Dive Brief:
- President Joe Biden on Wednesday met with union leaders to get input on his forthcoming infrastructure plan, while nominating a new head of the National Labor Relations Board and rolling back a Trump-era apprenticeship program.
- Among those present were several heads of construction-related unions including Richard Trumka, the president of the AFL-CIO; Sean McGarvey, president of North America’s Building Trades Unions; and Lonnie R. Stephenson, the international president of the International Brotherhood of Electrical Workers, who served on Biden’s transition advisory board.
- During the meeting, Biden called the union representatives “real friends” and “the folks who brung me to the dance,” according to the White House. Biden outlined the dire need for infrastructure investment across the country, and labor's role in building it. "I said from the beginning of my campaign, throughout my whole career: The middle class built this country, and labor built the middle class. And I think we have an incredible opportunity to make some enormous progress in creating jobs — good-paying jobs, Davis-Bacon and prevailing wage jobs — to rebuild the infrastructure of this country in a way that everybody knows has to be done."
Dive Insight:
The president described the United States as ranked “like 38th in the world in terms of infrastructure, everything from canals to highways to airports.” He said the country must do “everything we can do and we need to do to make ourselves competitive in the 21st century.”
He is expected to provide details for his multitrillion dollar Build Back Better infrastructure program during his State of the Union address on Feb. 23.
While Biden received pushback and criticism from unions for rescinding the Keystone XL oil pipeline’s permit on his first day in office at the cost of thousands of jobs, he will need union support to push through his infrastructure initiative. Similar proposals from former presidents Barack Obama and Donald Trump early in their administrations languished in Congress.
The other labor leaders in the meeting yesterday were:
- James T. Callahan, general president, International Union of Operating Engineers.
- Eric Dean, general president, Iron Workers International Union.
- Robert Martinez, Jr., international president, International Association of Machinists and Aerospace Workers.
- Mark McManus, general president, United Association Union of Plumbers, Fitters, Welders, & Service Techs.
- Terry O’Sullivan, general president, Laborers’ International Union of North America.
- Kenneth E. Rigmaiden, general president, International Union of Painters and Allied Trades.
- Elizabeth H. Shuler, secretary-treasurer, AFL-CIO.
Other construction-related groups are calling for infrastructure spending that does not necessarily depend on union jobs.
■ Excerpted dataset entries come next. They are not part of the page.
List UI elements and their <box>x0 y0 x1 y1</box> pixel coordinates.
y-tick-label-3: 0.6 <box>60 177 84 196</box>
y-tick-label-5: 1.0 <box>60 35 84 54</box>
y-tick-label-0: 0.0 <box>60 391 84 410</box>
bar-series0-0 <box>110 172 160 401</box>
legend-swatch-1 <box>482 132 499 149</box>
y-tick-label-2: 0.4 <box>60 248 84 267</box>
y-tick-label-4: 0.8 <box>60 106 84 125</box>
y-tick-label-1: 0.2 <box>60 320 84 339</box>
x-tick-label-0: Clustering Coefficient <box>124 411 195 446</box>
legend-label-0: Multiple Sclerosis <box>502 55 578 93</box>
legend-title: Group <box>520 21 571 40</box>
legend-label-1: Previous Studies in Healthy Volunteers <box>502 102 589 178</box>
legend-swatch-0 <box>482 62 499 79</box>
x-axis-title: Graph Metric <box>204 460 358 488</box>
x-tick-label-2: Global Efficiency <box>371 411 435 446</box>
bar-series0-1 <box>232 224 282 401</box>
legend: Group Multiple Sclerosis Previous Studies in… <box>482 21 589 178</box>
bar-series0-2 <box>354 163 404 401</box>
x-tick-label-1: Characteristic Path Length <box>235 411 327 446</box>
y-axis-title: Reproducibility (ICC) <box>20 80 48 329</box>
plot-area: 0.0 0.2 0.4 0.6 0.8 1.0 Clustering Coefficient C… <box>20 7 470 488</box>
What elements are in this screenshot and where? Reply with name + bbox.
For example, the Associated Builders and Contractors sent Biden a letter on Feb. 4 urging him to address a projected $2.6 trillion infrastructure spending deficit by 2029, but to do so without implementing project labor agreements on government projects.
Apprenticeship changes
In other labor moves on Wednesday, Biden nominated Jennifer Abruzzo to head the National Labor Relations Board, a federal agency charged with enforcing labor laws and safeguarding workers’ right to organize.
Abruzzo will need to be confirmed by the Senate, and could face a less friendly atmosphere than Transportation Secretary Pete Buttigieg in his own confirmation hearings.
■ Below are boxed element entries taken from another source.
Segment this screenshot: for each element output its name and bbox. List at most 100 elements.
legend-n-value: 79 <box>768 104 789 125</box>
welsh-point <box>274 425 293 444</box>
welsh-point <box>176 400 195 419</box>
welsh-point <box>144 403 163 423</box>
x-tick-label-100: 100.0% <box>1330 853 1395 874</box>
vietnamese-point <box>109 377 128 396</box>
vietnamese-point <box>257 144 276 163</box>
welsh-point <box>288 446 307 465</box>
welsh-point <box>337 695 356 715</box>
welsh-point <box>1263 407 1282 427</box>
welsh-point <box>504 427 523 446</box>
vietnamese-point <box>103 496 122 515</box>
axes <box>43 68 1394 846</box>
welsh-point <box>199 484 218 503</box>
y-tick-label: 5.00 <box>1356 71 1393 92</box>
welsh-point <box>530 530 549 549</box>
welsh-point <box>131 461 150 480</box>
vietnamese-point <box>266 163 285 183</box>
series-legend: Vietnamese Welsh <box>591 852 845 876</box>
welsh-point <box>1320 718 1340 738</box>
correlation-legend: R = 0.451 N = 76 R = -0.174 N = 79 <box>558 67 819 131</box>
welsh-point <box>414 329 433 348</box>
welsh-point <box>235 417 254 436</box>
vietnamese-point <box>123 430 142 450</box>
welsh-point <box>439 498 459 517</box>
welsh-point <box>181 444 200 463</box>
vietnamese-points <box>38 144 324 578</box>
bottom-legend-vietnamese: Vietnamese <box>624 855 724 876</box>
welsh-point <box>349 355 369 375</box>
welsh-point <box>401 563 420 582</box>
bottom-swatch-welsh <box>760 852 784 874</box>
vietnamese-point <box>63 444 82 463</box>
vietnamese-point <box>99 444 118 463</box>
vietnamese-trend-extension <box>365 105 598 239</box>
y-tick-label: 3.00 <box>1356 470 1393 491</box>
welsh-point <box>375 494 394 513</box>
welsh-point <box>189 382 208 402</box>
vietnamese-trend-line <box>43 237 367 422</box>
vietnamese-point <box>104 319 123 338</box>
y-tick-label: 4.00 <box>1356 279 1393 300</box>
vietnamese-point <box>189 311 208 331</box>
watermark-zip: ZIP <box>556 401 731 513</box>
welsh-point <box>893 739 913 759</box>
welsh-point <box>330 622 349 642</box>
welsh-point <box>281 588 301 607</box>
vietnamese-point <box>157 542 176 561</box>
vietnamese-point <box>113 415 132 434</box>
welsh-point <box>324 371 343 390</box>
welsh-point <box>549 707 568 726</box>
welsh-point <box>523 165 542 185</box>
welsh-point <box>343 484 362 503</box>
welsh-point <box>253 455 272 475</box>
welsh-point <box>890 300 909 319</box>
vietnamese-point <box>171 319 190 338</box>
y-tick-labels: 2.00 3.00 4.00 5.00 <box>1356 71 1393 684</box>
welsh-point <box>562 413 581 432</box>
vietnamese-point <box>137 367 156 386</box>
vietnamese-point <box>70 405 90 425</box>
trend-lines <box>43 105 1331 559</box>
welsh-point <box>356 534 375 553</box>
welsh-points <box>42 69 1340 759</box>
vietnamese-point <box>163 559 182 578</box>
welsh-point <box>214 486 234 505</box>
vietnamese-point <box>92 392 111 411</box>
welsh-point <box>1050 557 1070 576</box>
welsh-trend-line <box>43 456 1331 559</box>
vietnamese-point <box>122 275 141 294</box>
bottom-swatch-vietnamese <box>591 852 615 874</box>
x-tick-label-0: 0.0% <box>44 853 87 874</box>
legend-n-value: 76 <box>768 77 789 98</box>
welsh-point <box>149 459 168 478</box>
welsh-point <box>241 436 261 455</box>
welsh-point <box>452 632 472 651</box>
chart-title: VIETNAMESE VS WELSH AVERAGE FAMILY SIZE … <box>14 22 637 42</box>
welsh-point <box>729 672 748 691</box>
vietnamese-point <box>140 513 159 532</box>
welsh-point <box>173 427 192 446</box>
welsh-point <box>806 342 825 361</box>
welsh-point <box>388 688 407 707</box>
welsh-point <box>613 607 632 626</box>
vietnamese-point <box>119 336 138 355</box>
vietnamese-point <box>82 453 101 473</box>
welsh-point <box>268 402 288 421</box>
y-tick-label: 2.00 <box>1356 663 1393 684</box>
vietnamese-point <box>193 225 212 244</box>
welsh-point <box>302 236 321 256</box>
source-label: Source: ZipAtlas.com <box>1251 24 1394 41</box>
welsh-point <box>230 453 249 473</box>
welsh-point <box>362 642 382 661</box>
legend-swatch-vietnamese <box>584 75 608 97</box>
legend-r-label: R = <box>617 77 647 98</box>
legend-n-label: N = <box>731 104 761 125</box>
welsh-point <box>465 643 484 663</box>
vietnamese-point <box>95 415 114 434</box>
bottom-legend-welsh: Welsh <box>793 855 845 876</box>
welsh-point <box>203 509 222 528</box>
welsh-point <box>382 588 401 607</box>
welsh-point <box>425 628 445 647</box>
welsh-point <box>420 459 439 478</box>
Biden forced out Trump appointee Peter Robb from NLRB last month, even though his tenure was slated to run through November, a move Republicans have sharply criticized.
Biden also moved on Wednesday to revoke Trump’s executive order that created the Industry-Recognized Apprenticeship Program, in favor of registered apprenticeships as outlined in the proposed National Apprenticeship Act. He also asked the Department of Labor to reinstate the National Advisory Committee on Apprenticeships to oversee the development of those registered apprenticeship programs.
Democrats have criticized the Trump-era Industry-Recognized Apprenticeship Program as lacking government oversight that ensures proper training, while doing less to make the programs open to minorities and women.
“Industry-recognized apprenticeship programs have fewer quality standards than registered apprenticeship programs,” read a statement on the White House website detailing the proposal. “For example, they fail to require the wage progression that reflects increasing apprentice skills and they lack the standardized training rigor that ensures employers know they are hiring a worker with high-quality training.”